ByteDance, la società con sede a Pechino proprietaria di TikTok, sta preparando un importante piano di spesa per l'intelligenza artificiale, mentre le aziende tecnologiche cinesi cercano di rimanere competitive con i rivali statunitensi.
Secondo il Financial Times, ByteDance ha stilato i primi bilanci per investire 160 miliardi di RMB, circa 23 miliardi di dollari, in spese in conto capitale nel 2026, un passo avanti rispetto ai 150 miliardi di RMB investiti quest'anno dall'azienda nei sistemi di intelligenza artificiale.
Circa metà del budget 2026 è destinato ai semiconduttori avanzati utilizzati per sviluppare ed eseguire modelli e applicazioni di intelligenza artificiale. ByteDance ha inoltre stanziato 85 miliardi di RMB specificamente per i processori di intelligenza artificiale, sebbene l'accesso ai chip Nvidia sia ancora difficile.
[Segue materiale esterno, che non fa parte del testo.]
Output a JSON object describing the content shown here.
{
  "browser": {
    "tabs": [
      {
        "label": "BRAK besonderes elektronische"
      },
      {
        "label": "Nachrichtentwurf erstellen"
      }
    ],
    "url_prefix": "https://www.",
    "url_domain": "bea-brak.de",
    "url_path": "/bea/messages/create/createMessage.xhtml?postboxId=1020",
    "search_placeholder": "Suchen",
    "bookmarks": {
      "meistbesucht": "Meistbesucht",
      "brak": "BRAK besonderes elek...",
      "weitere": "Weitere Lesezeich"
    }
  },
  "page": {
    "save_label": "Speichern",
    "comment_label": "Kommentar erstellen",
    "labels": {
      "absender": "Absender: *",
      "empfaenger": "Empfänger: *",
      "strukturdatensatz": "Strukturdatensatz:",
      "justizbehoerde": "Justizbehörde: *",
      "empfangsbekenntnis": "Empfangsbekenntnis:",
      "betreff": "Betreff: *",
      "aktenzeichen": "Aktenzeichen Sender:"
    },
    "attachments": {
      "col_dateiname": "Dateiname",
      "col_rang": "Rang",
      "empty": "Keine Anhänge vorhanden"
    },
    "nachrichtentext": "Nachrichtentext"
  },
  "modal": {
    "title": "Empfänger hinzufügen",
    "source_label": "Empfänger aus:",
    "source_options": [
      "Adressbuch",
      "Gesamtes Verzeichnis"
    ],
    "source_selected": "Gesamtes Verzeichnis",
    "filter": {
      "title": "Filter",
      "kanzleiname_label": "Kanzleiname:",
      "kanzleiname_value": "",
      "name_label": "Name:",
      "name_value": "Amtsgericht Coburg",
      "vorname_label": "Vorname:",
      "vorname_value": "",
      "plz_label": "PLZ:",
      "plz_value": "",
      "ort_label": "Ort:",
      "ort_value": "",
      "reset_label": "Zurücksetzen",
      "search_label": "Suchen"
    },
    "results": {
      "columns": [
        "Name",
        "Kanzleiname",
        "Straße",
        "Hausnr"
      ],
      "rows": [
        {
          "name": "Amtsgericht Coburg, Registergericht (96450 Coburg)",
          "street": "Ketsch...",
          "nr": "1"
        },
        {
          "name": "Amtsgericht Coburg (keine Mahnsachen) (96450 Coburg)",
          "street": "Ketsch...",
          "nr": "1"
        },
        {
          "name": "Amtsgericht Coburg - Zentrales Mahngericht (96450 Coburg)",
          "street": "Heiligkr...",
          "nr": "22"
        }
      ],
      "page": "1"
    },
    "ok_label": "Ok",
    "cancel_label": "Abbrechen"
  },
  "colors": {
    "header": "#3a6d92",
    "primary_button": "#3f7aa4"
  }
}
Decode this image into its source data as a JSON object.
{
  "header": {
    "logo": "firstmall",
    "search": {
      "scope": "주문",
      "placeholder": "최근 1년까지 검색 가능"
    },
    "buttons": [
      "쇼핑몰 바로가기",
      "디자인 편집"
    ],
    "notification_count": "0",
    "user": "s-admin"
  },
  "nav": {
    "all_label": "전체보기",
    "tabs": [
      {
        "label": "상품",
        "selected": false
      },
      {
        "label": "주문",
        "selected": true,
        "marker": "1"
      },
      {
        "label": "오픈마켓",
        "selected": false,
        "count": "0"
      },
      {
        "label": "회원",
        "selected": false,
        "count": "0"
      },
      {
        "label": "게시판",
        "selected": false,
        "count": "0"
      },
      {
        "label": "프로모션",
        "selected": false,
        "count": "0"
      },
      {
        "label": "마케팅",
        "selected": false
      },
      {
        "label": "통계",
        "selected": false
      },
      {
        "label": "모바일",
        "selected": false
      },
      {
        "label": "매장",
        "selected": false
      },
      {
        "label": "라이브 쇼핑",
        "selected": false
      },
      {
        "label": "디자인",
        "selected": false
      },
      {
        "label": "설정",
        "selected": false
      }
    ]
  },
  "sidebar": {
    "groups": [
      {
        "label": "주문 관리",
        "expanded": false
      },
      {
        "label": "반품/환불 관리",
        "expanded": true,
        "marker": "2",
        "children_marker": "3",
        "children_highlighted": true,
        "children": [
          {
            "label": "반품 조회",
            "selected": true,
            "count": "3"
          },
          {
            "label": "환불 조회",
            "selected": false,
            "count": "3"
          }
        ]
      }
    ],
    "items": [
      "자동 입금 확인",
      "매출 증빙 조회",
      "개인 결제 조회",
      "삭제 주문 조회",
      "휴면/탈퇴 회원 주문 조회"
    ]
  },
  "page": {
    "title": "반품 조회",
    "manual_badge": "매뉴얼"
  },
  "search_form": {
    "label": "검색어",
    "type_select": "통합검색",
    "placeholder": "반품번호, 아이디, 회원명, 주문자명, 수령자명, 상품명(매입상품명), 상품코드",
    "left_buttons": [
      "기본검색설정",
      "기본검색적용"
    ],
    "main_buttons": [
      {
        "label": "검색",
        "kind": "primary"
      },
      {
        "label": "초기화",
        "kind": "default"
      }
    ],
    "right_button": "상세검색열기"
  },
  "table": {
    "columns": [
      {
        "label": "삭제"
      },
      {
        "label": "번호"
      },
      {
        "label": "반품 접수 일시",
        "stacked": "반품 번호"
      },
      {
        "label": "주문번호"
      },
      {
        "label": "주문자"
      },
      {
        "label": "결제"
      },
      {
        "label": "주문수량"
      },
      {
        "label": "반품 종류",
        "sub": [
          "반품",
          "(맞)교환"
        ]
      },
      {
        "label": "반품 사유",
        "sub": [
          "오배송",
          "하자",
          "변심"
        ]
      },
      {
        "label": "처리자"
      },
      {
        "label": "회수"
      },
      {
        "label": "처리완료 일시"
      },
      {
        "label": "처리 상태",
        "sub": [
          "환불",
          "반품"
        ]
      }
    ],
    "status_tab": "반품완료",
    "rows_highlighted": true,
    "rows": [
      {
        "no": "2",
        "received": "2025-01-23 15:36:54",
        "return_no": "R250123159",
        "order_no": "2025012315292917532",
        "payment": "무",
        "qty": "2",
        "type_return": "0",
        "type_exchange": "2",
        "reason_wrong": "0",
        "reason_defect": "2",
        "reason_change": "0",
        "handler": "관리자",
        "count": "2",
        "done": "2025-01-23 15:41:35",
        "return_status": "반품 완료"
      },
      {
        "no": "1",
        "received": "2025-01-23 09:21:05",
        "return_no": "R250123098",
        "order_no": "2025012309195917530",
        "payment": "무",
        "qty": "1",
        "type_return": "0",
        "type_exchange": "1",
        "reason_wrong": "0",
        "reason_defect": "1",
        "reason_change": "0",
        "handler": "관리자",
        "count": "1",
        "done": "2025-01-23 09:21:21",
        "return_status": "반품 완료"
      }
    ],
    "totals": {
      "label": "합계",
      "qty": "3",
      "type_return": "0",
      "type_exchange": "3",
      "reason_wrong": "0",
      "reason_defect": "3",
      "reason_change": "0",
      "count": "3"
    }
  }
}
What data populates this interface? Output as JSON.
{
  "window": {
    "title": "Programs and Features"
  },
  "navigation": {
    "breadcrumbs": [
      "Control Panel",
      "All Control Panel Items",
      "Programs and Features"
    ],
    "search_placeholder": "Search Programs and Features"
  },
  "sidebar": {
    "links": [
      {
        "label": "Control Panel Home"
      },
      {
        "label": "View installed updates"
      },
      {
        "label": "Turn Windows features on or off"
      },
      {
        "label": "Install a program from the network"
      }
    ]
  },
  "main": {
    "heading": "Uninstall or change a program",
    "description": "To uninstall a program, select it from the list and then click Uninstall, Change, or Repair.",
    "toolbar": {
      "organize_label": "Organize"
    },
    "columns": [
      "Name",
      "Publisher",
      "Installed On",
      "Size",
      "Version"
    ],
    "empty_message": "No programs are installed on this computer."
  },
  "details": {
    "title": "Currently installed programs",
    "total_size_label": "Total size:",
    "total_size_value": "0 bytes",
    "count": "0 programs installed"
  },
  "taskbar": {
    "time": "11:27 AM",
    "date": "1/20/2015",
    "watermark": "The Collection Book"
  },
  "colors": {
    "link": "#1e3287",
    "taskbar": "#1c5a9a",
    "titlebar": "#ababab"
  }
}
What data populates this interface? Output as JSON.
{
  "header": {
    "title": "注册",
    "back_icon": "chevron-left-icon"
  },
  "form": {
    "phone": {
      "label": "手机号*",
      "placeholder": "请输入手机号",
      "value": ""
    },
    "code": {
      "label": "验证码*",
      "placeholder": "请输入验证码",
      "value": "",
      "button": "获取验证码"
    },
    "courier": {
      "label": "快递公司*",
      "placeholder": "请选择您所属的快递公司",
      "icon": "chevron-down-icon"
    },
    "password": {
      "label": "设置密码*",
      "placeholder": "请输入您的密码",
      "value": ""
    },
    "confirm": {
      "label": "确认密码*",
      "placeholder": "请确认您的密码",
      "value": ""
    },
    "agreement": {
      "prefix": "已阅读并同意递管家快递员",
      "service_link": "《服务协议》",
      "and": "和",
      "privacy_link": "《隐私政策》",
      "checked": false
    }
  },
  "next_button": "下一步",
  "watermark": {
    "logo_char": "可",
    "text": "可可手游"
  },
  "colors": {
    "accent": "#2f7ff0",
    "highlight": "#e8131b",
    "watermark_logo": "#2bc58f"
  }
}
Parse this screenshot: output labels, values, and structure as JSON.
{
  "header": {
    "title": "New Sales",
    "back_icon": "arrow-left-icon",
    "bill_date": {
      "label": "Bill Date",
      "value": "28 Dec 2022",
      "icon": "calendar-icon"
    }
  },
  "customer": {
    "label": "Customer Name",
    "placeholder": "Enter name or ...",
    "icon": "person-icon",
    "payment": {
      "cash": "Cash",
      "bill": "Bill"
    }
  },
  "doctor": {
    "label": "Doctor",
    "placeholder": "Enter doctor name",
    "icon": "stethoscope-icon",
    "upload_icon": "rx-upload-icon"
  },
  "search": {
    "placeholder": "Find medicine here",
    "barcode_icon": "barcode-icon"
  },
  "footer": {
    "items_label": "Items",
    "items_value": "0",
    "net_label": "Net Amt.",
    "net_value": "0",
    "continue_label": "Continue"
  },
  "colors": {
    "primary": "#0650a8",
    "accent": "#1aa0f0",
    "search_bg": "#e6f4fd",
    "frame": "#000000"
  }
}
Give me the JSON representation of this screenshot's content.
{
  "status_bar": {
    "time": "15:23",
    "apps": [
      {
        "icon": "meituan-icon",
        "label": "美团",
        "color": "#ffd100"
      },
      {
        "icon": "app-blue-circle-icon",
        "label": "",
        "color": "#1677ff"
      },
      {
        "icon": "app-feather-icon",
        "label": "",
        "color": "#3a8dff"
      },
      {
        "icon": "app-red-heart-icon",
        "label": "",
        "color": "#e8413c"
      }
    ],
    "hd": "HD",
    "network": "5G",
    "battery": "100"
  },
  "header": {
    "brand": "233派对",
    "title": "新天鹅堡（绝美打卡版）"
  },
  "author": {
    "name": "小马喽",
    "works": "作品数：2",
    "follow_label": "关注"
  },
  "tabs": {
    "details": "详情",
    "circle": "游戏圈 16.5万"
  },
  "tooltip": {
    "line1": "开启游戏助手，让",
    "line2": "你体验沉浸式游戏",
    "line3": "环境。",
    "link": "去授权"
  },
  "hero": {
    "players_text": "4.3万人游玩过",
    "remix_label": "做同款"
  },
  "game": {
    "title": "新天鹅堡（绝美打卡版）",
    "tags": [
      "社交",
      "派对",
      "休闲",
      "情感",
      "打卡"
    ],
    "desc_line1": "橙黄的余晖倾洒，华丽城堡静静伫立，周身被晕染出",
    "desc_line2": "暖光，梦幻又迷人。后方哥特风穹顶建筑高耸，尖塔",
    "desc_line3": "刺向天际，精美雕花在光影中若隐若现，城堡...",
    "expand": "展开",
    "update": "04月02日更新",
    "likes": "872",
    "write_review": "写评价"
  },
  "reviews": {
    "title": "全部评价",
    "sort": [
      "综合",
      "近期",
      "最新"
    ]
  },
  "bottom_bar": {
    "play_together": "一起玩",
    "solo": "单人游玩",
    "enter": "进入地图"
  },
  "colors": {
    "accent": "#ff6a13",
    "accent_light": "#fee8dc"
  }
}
ByteDance aumenta la spesa per i chip mentre Trump consente vendite limitate di Nvidia
Le aziende tecnologiche cinesi sono state limitate dai controlli sulle esportazioni degli Stati Uniti, che bloccano l'accesso ai chip più potenti di Nvidia, spingendo aziende come ByteDance e Alibaba a progettare modelli meno costosi da gestire e che richiedono meno risorse di elaborazione.
Le restrizioni sono ancora in vigore, ma questo mese c'è stato un cambiamento di politica quando Donald Trump ha revocato il divieto che consente a Nvidia di vendere il suo processore H200 ad acquirenti autorizzati in Cina. Sebbene sia meno potente dell'hardware di punta di Nvidia, la notizia è comunque rilevante.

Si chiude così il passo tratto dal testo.